Sous le contrôle du FMI

Mais les accords d’Oslo et l’institution de l’Autorité palestinienne a permis de redresser les finances. Les aides internationales et les ristournes douanières versées par Israël (il est vrai, très irrégulièrement), sont venues alimenter les caisses palestiniennes, mais pas toujours conformément au budget affiché. A partir de la fin des années 90, les donateurs et le FMI s’inquiètent de l’opacité des comptes et la corruption individuelle de quelques notables palestiniens ne suffit pas à expliquer l’ampleur du trou constaté. Le FMI, les Européens et les Américains vont réussir à imposer à Arafat comme ministre des Finances un ancien cadre palestinien du FMI, Salem Fayed, qui obligera, non sans difficulté, le président palestinien à remettre de l’ordre et de la transparence dans ses comptes.


Il se heurte en chemin au financier personnel d’Arafat, Mohammed Rachid. Ce Kurde irakien –l’un des rares à avoir accompagné le président palestinien en France– est le seul à détenir la signature avec le raïs et à connaître la répartition des comptes détenus par celui-ci. Car si l’on omet les dépenses somptuaires se son épouse parisienne Souha, dont les ressources non expliquées ont entraîné voici quelques mois l’ouverture d’une instruction judiciaire pour « blanchiment », personne n’a jamais reproché à Arafat de mener lui-même un train de vie dispendieux avec l’argent détourné. Bien au contraire. Son mode de vie spartiate hérité de l’époque de la résistance, il l’a conservé à Tunis, Gaza et Ramallah alors que certains de ses plus proches compagnons (Nabil Chaath et Ahmed Qoreï notamment), qui vivent dans de somptueuses villas, ont ouvertement été désignés comme corrompus par des parlementaires palestiniens. Mais Arafat, président de l’Autorité palestinienne, ce proto-État palestinien, a gardé les habitudes du leader révolutionnaire qui ne passait jamais deux nuits de suite au même endroit mais gardant toujours dans la poche arrière de son pantalon un petit carnet comportant les données essentielles de sa comptabilité.

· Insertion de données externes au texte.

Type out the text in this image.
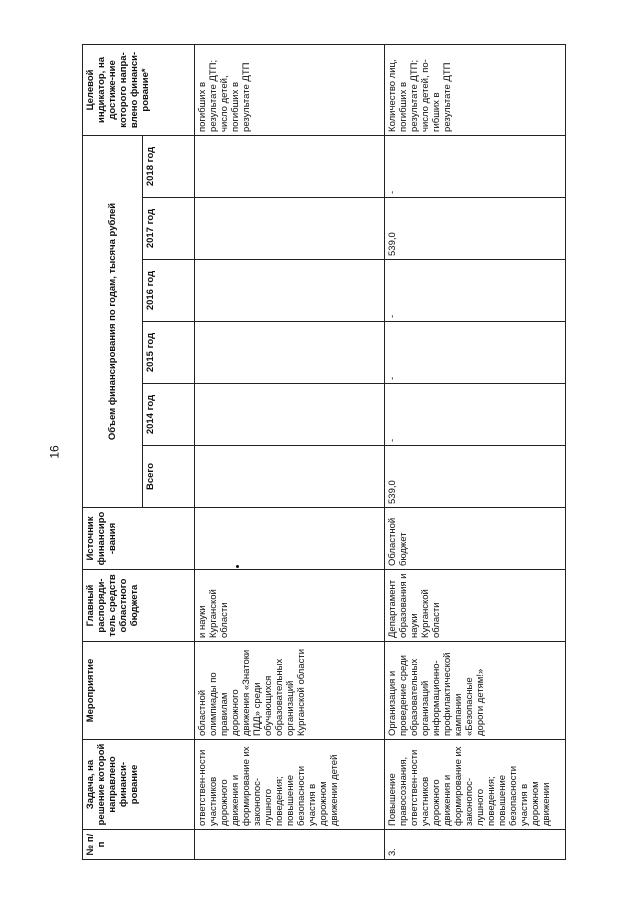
16
№ п/п	Задача, на решение которой направлено финанси-рование	Мероприятие	Главный распоряди-тель средств областного бюджета	Источник финансиро-вания	Объем финансирования по годам, тысяча рублей						Целевой индикатор, на достиже-ние которого напра-влено финанси-рование*
					Всего	2014 год	2015 год	2016 год	2017 год	2018 год	
	ответствен-ности участников дорожного движения и формирование их законопос-лушного поведения; повышение безопасности участия в дорожном движении детей	областной олимпиады по правилам дорожного движения «Знатоки ПДД» среди обучающихся образовательных организаций Курганской области	и науки Курганской области								погибших в результате ДТП; число детей, погибших в результате ДТП
3.	Повышение правосознания, ответствен-ности участников дорожного движения и формирование их законопос-лушного поведения; повышение безопасности участия в дорожном движении	Организация и проведение среди образовательных организаций информационно-профилактической кампании «Безопасные дороги детям!»	Департамент образования и науки Курганской области	Областной бюджет	539,0	-	-	-	539,0	-	Количество лиц, погибших в результате ДТП; число детей, по-гибших в результате ДТП
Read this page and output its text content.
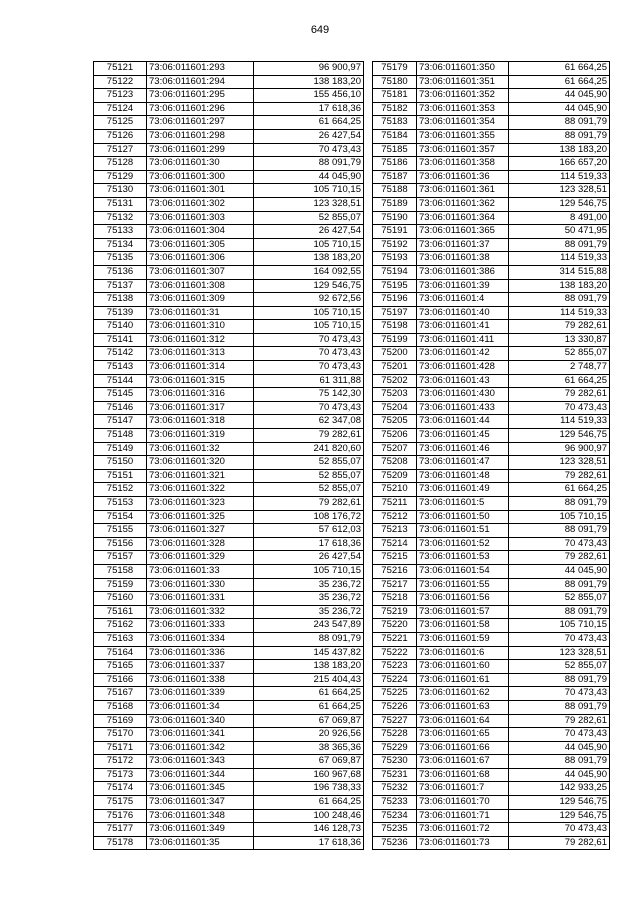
649
75121	73:06:011601:293	96 900,97
75122	73:06:011601:294	138 183,20
75123	73:06:011601:295	155 456,10
75124	73:06:011601:296	17 618,36
75125	73:06:011601:297	61 664,25
75126	73:06:011601:298	26 427,54
75127	73:06:011601:299	70 473,43
75128	73:06:011601:30	88 091,79
75129	73:06:011601:300	44 045,90
75130	73:06:011601:301	105 710,15
75131	73:06:011601:302	123 328,51
75132	73:06:011601:303	52 855,07
75133	73:06:011601:304	26 427,54
75134	73:06:011601:305	105 710,15
75135	73:06:011601:306	138 183,20
75136	73:06:011601:307	164 092,55
75137	73:06:011601:308	129 546,75
75138	73:06:011601:309	92 672,56
75139	73:06:011601:31	105 710,15
75140	73:06:011601:310	105 710,15
75141	73:06:011601:312	70 473,43
75142	73:06:011601:313	70 473,43
75143	73:06:011601:314	70 473,43
75144	73:06:011601:315	61 311,88
75145	73:06:011601:316	75 142,30
75146	73:06:011601:317	70 473,43
75147	73:06:011601:318	62 347,08
75148	73:06:011601:319	79 282,61
75149	73:06:011601:32	241 820,60
75150	73:06:011601:320	52 855,07
75151	73:06:011601:321	52 855,07
75152	73:06:011601:322	52 855,07
75153	73:06:011601:323	79 282,61
75154	73:06:011601:325	108 176,72
75155	73:06:011601:327	57 612,03
75156	73:06:011601:328	17 618,36
75157	73:06:011601:329	26 427,54
75158	73:06:011601:33	105 710,15
75159	73:06:011601:330	35 236,72
75160	73:06:011601:331	35 236,72
75161	73:06:011601:332	35 236,72
75162	73:06:011601:333	243 547,89
75163	73:06:011601:334	88 091,79
75164	73:06:011601:336	145 437,82
75165	73:06:011601:337	138 183,20
75166	73:06:011601:338	215 404,43
75167	73:06:011601:339	61 664,25
75168	73:06:011601:34	61 664,25
75169	73:06:011601:340	67 069,87
75170	73:06:011601:341	20 926,56
75171	73:06:011601:342	38 365,36
75172	73:06:011601:343	67 069,87
75173	73:06:011601:344	160 967,68
75174	73:06:011601:345	196 738,33
75175	73:06:011601:347	61 664,25
75176	73:06:011601:348	100 248,46
75177	73:06:011601:349	146 128,73
75178	73:06:011601:35	17 618,36
75179	73:06:011601:350	61 664,25
75180	73:06:011601:351	61 664,25
75181	73:06:011601:352	44 045,90
75182	73:06:011601:353	44 045,90
75183	73:06:011601:354	88 091,79
75184	73:06:011601:355	88 091,79
75185	73:06:011601:357	138 183,20
75186	73:06:011601:358	166 657,20
75187	73:06:011601:36	114 519,33
75188	73:06:011601:361	123 328,51
75189	73:06:011601:362	129 546,75
75190	73:06:011601:364	8 491,00
75191	73:06:011601:365	50 471,95
75192	73:06:011601:37	88 091,79
75193	73:06:011601:38	114 519,33
75194	73:06:011601:386	314 515,88
75195	73:06:011601:39	138 183,20
75196	73:06:011601:4	88 091,79
75197	73:06:011601:40	114 519,33
75198	73:06:011601:41	79 282,61
75199	73:06:011601:411	13 330,87
75200	73:06:011601:42	52 855,07
75201	73:06:011601:428	2 748,77
75202	73:06:011601:43	61 664,25
75203	73:06:011601:430	79 282,61
75204	73:06:011601:433	70 473,43
75205	73:06:011601:44	114 519,33
75206	73:06:011601:45	129 546,75
75207	73:06:011601:46	96 900,97
75208	73:06:011601:47	123 328,51
75209	73:06:011601:48	79 282,61
75210	73:06:011601:49	61 664,25
75211	73:06:011601:5	88 091,79
75212	73:06:011601:50	105 710,15
75213	73:06:011601:51	88 091,79
75214	73:06:011601:52	70 473,43
75215	73:06:011601:53	79 282,61
75216	73:06:011601:54	44 045,90
75217	73:06:011601:55	88 091,79
75218	73:06:011601:56	52 855,07
75219	73:06:011601:57	88 091,79
75220	73:06:011601:58	105 710,15
75221	73:06:011601:59	70 473,43
75222	73:06:011601:6	123 328,51
75223	73:06:011601:60	52 855,07
75224	73:06:011601:61	88 091,79
75225	73:06:011601:62	70 473,43
75226	73:06:011601:63	88 091,79
75227	73:06:011601:64	79 282,61
75228	73:06:011601:65	70 473,43
75229	73:06:011601:66	44 045,90
75230	73:06:011601:67	88 091,79
75231	73:06:011601:68	44 045,90
75232	73:06:011601:7	142 933,25
75233	73:06:011601:70	129 546,75
75234	73:06:011601:71	129 546,75
75235	73:06:011601:72	70 473,43
75236	73:06:011601:73	79 282,61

C’est avec cet argent que, quarante ans durant, il a acheté des loyautés, récompensé des services, indemnisé les familles de combattants. C’était aussi son assurance-vie dans les combats inter-palestiniens : sa disparition rendait inaccessible le trésor de l’OLP. Ces dernières années, c’est sur sa cagnotte secrète qu’il a payé les fonctionnaires lorsque Israël a bloqué les paiements dus à l’Autorité palestinienne et indemnisé, en partie du moins, les travailleurs bloqués à Gaza et en Cisjordanie lors des bouclages à répétition des Territoires palestiniens par Israël.


La bataille pour remettre la main sur cet argent est l’un des enjeux des disputes auxquelles on a pu assister ces derniers jours autour du lit où le vieux leader agonisait.